In consciousness studies, a longstanding controversy concerns whether activity in the prefrontal cortical (PFC) region of the brain is necessary to evoke conscious experiences. Similarly, there is contrasting evidence on whether subjective confidence directly reflects sensory evidence or may depend on a late-stage estimation, related to consciousness but dissociable from sensory processes. As of yet, in humans, experimental tools have lacked the power to resolve these issues convincingly.
We overcome this difficulty by capitalizing on the recently developed method of decoded neurofeedback (DecNef), where the occurrence of distinct neural events (e.g., spatial activation patterns) is selectively rewarded. This closed-loop training thus has the power of reinforcing purely content-specific processes that typically lie below consciousness.
In a series of recent studies, we employed DecNef to directly reinforce neural activation patterns in areas related to representations at different levels of complexity, from simpler (e.g. orientation in visual cortex) to more composite (e.g. confidence in PFC). In all cases, the manipulations resulted in clear behavioral or physiological changes. Nevertheless, during the training sessions, participants were never conscious about the content of these localized recurring activation patterns.

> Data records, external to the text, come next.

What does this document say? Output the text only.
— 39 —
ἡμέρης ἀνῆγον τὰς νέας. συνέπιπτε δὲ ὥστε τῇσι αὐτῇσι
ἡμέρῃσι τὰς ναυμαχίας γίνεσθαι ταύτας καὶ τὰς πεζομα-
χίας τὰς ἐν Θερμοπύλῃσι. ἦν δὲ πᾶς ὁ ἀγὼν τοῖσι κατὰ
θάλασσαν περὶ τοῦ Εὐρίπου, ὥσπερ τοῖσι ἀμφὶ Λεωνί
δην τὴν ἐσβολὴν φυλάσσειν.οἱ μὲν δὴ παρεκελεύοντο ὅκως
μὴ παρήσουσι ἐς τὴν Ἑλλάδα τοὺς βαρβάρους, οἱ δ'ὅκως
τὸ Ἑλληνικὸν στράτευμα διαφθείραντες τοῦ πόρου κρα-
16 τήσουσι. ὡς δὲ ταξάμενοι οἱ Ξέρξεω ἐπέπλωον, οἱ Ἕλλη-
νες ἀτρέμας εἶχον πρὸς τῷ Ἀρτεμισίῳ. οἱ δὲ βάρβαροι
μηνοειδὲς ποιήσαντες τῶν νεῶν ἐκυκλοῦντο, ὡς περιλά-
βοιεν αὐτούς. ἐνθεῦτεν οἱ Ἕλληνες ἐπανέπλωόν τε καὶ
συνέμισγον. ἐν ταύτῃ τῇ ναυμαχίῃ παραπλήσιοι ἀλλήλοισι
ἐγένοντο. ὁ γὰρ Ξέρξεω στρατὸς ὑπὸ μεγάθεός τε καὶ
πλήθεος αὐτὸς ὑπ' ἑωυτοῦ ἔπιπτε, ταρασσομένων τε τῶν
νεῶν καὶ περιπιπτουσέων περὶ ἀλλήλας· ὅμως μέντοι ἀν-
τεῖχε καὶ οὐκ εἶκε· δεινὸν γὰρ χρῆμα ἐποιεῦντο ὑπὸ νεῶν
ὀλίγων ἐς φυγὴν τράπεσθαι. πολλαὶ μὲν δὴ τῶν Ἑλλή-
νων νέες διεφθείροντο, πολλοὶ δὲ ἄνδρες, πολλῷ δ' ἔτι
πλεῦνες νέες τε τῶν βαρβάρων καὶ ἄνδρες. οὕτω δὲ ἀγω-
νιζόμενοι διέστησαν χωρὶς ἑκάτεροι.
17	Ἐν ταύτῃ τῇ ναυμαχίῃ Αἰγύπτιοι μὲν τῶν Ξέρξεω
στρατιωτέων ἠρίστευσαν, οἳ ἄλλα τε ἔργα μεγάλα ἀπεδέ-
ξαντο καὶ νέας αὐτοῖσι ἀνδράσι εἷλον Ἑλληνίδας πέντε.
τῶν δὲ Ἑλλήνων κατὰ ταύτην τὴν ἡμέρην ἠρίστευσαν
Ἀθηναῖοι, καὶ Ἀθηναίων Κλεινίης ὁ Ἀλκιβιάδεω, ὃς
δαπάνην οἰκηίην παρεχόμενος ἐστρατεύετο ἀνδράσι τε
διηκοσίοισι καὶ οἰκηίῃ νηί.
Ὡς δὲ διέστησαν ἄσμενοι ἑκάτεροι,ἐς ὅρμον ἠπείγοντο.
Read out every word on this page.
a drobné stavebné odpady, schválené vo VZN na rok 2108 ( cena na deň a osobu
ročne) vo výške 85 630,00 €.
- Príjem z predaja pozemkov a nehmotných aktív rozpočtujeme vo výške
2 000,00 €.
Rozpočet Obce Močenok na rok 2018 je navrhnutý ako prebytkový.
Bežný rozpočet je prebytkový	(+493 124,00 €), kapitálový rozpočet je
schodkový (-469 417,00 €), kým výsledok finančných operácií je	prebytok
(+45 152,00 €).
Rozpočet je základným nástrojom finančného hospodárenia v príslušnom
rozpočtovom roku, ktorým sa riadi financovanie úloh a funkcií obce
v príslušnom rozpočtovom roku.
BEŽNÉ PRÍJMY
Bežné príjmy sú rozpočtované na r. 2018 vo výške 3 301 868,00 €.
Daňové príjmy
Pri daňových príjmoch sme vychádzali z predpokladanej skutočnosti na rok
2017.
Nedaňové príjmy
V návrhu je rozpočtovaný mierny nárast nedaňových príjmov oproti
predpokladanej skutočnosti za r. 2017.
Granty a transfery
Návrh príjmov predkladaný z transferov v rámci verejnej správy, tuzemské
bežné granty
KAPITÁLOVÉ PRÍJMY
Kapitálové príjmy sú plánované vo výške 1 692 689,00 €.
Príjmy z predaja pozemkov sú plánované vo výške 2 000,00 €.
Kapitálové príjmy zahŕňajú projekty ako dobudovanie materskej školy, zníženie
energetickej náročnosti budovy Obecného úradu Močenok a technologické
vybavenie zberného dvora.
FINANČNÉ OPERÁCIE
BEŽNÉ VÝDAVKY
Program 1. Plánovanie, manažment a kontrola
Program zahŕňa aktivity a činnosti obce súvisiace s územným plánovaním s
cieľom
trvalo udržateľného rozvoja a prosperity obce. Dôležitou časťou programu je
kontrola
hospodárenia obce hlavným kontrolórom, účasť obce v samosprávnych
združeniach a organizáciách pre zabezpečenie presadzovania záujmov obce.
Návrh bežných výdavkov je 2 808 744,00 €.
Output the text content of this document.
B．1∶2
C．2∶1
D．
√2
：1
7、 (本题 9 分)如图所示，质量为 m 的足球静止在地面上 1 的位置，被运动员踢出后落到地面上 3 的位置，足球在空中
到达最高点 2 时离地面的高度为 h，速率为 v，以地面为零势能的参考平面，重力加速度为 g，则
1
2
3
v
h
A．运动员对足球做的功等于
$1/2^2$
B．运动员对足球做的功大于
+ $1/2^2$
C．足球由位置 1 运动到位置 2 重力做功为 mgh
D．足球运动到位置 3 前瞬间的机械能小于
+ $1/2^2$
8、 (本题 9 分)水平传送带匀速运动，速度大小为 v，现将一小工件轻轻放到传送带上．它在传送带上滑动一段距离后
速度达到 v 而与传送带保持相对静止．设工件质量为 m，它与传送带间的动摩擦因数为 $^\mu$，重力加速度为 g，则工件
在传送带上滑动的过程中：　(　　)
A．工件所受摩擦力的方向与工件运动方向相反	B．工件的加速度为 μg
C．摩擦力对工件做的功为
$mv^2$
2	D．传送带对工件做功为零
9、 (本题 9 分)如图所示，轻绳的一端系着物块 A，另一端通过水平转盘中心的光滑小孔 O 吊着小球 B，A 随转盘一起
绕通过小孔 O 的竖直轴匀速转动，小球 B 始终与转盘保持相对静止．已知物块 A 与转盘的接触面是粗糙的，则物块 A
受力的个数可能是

This raises a very interesting point: it is likely that consciousness requires more than just a local representation, however well defined. As already proposed, consciousness may rely on concomitant activations across frontoparietal networks. Frontal cortices could thus play a crucial role in bringing content to consciousness, by virtue of being also implicated in higher order representations. Approaches combining machine learning techniques with brain imaging and closed-loop training such as DecNef may offer a strong paradigm to further explore and understand consciousness and its real neural basis.